Unterdessen hatte der letzte Schütze drüben die Barrikade an der Zahnsgasse hinter dem Portikus verlassen. Der preußische Gardist vom Alexanderregimente deutete mir an, daß ich gehen könnte. Wir passierten den menschenleeren Antonsplatz und näherten uns erwartungsvoll meinem Hause. In einem der offenen Läden des Erkerhauses an der Wallstraße war ein Aufständiger zurückgeblieben, er hatte auf dem langbenutzten Strohlager sein Sterbebett gefunden. Die beiden oft erwähnten Barrikaden zeigten sich in einem bereits destruierten Zustande, so daß wir darüber steigen konnten. Ein preußischer Soldat ohne Gewehr stand darauf und schien die Freimachung der Passage vorbereiten zu wollen. Auch hier war noch niemand auf der Straße zu sehen, und wir traten durch die offene Haustüre ein. In der Hausflur standen Sensen und Piken angelehnt, und auf der Treppe lag noch allerlei Schießapparat. Den Hausmann und seine Frau traf ich in seiner Wohnung; er hatte sich noch nicht hervorgewagt. Ich rief ihn heraus und forderte ihn auf, mit mir an das erste Aufräumen zu gehen. Ich ergriff zunächst die Waffen im Hause und legte sie hinaus zu der auf Trümmern liegenden zerschossenen Fahne.

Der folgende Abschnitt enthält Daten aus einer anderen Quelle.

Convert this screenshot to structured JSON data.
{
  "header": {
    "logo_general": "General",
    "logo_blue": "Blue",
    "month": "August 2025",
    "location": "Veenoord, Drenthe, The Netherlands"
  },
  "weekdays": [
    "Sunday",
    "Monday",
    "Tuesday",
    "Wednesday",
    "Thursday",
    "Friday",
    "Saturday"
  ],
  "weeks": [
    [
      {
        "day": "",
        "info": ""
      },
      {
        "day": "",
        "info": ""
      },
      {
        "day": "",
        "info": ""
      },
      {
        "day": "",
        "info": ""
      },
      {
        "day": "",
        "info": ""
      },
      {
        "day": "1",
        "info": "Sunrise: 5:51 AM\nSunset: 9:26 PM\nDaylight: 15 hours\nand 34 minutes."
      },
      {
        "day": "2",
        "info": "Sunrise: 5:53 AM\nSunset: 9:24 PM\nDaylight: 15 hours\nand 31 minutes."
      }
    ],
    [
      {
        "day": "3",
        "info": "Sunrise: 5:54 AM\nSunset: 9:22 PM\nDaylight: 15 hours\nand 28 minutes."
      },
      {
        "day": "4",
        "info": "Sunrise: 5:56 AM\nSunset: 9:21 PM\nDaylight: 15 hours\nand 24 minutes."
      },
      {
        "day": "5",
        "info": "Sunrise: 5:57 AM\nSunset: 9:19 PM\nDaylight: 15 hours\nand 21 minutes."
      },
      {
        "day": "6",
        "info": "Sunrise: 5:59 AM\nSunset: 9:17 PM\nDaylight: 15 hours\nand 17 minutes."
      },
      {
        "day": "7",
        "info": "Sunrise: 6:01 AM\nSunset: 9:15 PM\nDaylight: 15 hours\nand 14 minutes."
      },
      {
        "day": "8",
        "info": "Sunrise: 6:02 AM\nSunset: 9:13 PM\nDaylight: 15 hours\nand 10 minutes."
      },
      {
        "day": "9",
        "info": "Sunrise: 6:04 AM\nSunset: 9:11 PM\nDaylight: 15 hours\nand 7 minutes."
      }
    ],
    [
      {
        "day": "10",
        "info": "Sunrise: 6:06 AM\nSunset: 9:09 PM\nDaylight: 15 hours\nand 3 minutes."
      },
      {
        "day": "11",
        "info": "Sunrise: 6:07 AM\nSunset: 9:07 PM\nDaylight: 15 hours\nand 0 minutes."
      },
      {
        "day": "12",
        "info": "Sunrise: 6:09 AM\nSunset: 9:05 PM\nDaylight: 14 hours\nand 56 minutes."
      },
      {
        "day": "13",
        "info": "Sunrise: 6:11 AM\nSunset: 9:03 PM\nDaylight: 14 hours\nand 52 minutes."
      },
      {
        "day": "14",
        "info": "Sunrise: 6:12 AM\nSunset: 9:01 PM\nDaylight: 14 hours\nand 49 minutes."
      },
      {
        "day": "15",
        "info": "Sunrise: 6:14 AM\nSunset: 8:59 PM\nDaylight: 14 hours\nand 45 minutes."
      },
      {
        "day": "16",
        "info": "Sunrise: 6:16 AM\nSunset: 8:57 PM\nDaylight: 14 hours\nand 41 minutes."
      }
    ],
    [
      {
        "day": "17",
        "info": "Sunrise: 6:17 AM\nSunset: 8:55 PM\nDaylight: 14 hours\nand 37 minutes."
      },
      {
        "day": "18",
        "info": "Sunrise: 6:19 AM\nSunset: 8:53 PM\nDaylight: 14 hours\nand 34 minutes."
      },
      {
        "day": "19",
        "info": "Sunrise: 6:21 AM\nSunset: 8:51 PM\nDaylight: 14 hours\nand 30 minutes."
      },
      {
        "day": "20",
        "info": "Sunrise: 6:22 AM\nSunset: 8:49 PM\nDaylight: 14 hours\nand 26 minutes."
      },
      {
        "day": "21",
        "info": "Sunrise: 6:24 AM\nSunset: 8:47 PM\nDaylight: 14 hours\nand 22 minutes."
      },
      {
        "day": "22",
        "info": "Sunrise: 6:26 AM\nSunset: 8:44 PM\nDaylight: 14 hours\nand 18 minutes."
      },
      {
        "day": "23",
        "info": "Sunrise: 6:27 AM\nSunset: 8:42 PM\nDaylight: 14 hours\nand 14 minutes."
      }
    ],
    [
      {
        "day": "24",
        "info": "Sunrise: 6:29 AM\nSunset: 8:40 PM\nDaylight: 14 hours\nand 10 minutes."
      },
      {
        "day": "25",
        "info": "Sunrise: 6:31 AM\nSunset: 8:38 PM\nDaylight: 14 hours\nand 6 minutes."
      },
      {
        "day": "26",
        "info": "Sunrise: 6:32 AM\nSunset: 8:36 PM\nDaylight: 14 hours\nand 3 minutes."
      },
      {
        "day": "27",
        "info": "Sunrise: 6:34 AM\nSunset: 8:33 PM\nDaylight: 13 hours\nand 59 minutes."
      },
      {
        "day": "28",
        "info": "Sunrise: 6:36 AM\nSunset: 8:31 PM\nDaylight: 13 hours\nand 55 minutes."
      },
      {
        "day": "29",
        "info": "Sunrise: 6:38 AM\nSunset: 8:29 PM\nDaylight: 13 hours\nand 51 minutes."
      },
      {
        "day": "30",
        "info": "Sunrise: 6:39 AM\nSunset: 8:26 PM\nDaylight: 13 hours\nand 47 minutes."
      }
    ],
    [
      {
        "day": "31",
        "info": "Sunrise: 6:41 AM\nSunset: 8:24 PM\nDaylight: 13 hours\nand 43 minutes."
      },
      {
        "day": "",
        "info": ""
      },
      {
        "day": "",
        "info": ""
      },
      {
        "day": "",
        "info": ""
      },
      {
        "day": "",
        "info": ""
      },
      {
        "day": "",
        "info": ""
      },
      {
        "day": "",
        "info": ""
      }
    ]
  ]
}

Der neben der Haustüre liegende Tote ward bald darauf weggeholt. In der ersten Etage sah es wild aus. Tiefe runde Löcher von preußischen Spitzkugeln blieben noch lange sichtbare Erinnerungszeichen an die schreckliche Katastrophe. An einer schwarzen Wandtafel war ein Namenverzeichnis der Barrikadenmannschaft vom letzten Tage angekreidet. Sie schienen zumeist Handwerkern aus nichtsächsischen Orten anzugehören. In meiner Wohnung, zweite Etage, fand ich alles unberührt; der Hausmann hatte zwar aufschließen müssen, aber, da nicht daraus geschossen worden war, die Türe wieder verschließen können. Die letzten Fremden im Hause hatten, wie bereits erwähnt, da die
unteren Wände ihren eiligen Durchbruchsversuchen
Dr. Otto Richter (Hrsg.): Dresdner Geschichtsblätter Band 4 (1905 bis 1908). Wilhelm Baensch Dresden, Dresden 1905 bis 1908, Seite 77. Digitale Volltext-Ausgabe bei Wikisource, URL: https://de.wikisource.org/w/index.php?title=Seite:Dresdner_Geschichtsbl%C3%A4tter_Vierter_Band.pdf/80&oldid=- (Version vom 12.2.2025)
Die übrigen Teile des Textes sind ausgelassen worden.